Green Room Reviewed By Clayton Barnett



The Premise
A band straying into a secluded part of the Pacific Northwest stumbles onto a horrific act of violence. Because they are the only witnesses, they become the targets of a terrifying gang of skinheads who want to make sure all the evidence is eliminated.

The Review
I have been hanging out for Green Room after it was released in the States last year with rave reviews for Patrick Stewarts performance as a Neo Nazi leader. But after Anton Yelchin’s recent tragic passing this made for pogniant viewing.

What writer / director Jeremy Saulnier has described as the finale to his “inept protaganist trilogy”, following on from the visceral Blue Ruin and Murder Party, Green Room shows he’s a man in master of his craft.

A tight primal horror-thriller where grisly and sudden twists all come at a real cost, this is gripping viewing. Saulnier gave me one of the best seared-in-my-brain scares I’ve hand for a long time, and of all things one of the most inspiring movie speeches about paintball you’ll ever hear.

The sound design is especially effective, with bloody SFX amping up the fear as you hide behind your hands, and it has the most pratical use of feedback I’ve seen on film. There’s a brilliant ambient electronic score from Blue Ruin composers the Brooke Brothers, accompanied by a rip-snorting punk-rock soundtrack. You’ll have a laugh as the band rip into a cracking cover of The Dead Kennedys’ Nazi Punks, F**k Off.

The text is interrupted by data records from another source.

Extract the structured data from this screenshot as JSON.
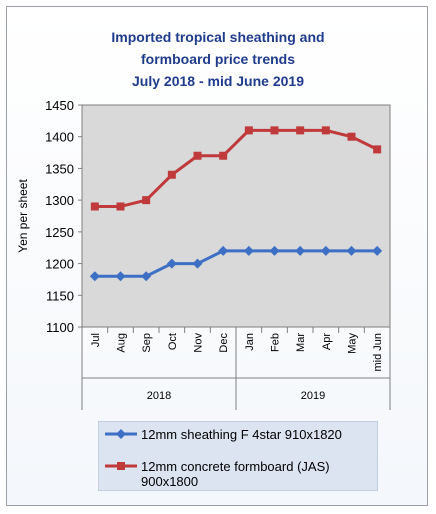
{
  "chart_data": {
    "type": "line",
    "title": [
      "Imported tropical sheathing and",
      "formboard price trends",
      "July 2018 - mid June 2019"
    ],
    "ylabel": "Yen per sheet",
    "ylim": [
      1100,
      1450
    ],
    "yticks": [
      1100,
      1150,
      1200,
      1250,
      1300,
      1350,
      1400,
      1450
    ],
    "grid": false,
    "legend_position": "bottom",
    "categories": [
      "Jul",
      "Aug",
      "Sep",
      "Oct",
      "Nov",
      "Dec",
      "Jan",
      "Feb",
      "Mar",
      "Apr",
      "May",
      "mid Jun"
    ],
    "groups": [
      {
        "label": "2018",
        "from": 0,
        "to": 5
      },
      {
        "label": "2019",
        "from": 6,
        "to": 11
      }
    ],
    "series": [
      {
        "name": "12mm sheathing F 4star 910x1820",
        "color": "#3d6fc4",
        "marker": "diamond",
        "values": [
          1180,
          1180,
          1180,
          1200,
          1200,
          1220,
          1220,
          1220,
          1220,
          1220,
          1220,
          1220
        ]
      },
      {
        "name": "12mm concrete formboard (JAS)",
        "name_line2": "900x1800",
        "color": "#c0393b",
        "marker": "square",
        "values": [
          1290,
          1290,
          1300,
          1340,
          1370,
          1370,
          1410,
          1410,
          1410,
          1410,
          1400,
          1380
        ]
      }
    ]
  }
}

And Anton Yelchin in one of his final performances? Sad. Sad that such a restless, fierce yougn talent has gone. He’s the heart of this brutal movie and we live and breathe his fear. Green Room also showcases Patrick Stewart’s range as a very different skinheaded leader of young men and Saulnier co-hort Macon Blair makes a welcome return from Blue Ruin.

The Verdict
Excrutiatingly tense, pitch-black funny and scary as hell, this is a hardcore horror-thriller that is all the more enjoyable shared on the big screen on a packed Friday night.

The Trailer

The Info
Releases: Out Now
Rating: R18 – Contains Graphic violence, drug use and offensive language
Duration: 95 minutes 
Genre:  Horror/Thriller
Starring: Patrick Stewart, Anton Yelchin, Imogen Poots, Alia Shawkat, Joe Cole, Callum Turner, Mark Webber, Eric Edelstein
Director: Jeremy Saulnier ('Blue Ruin')

The Extras
Patrick Stewart said in an interview that when he finished reading the script at his country home in England, it was so terrifying that he locked up his house, turned on the security system and poured himself a Scotch. He then knew that he wanted to play the Darcy Banker role because a character that horrifying would be an incredible challenge and make for a compelling film.

During a 2015 Q&A at Fantastic Fest in Austin, TX; Jeremy Saulnier confirmed that while his last two films had colors in the titles- Blue Ruin (2013) and Green Room (2016), he wasn't really working with color as a theme. Rather, Saulnier joked, Green Room was part of his "inept protagonist trilogy" wherein the protagonists are in over their heads and trying to survive using skills they don't really have. This theme is present in both Blue Ruin and Murder Party (2007).


The stance of the machete wielder in the poster references The Clash's "London Calling" album cover with bassist Paul Simonon smashing a guitar.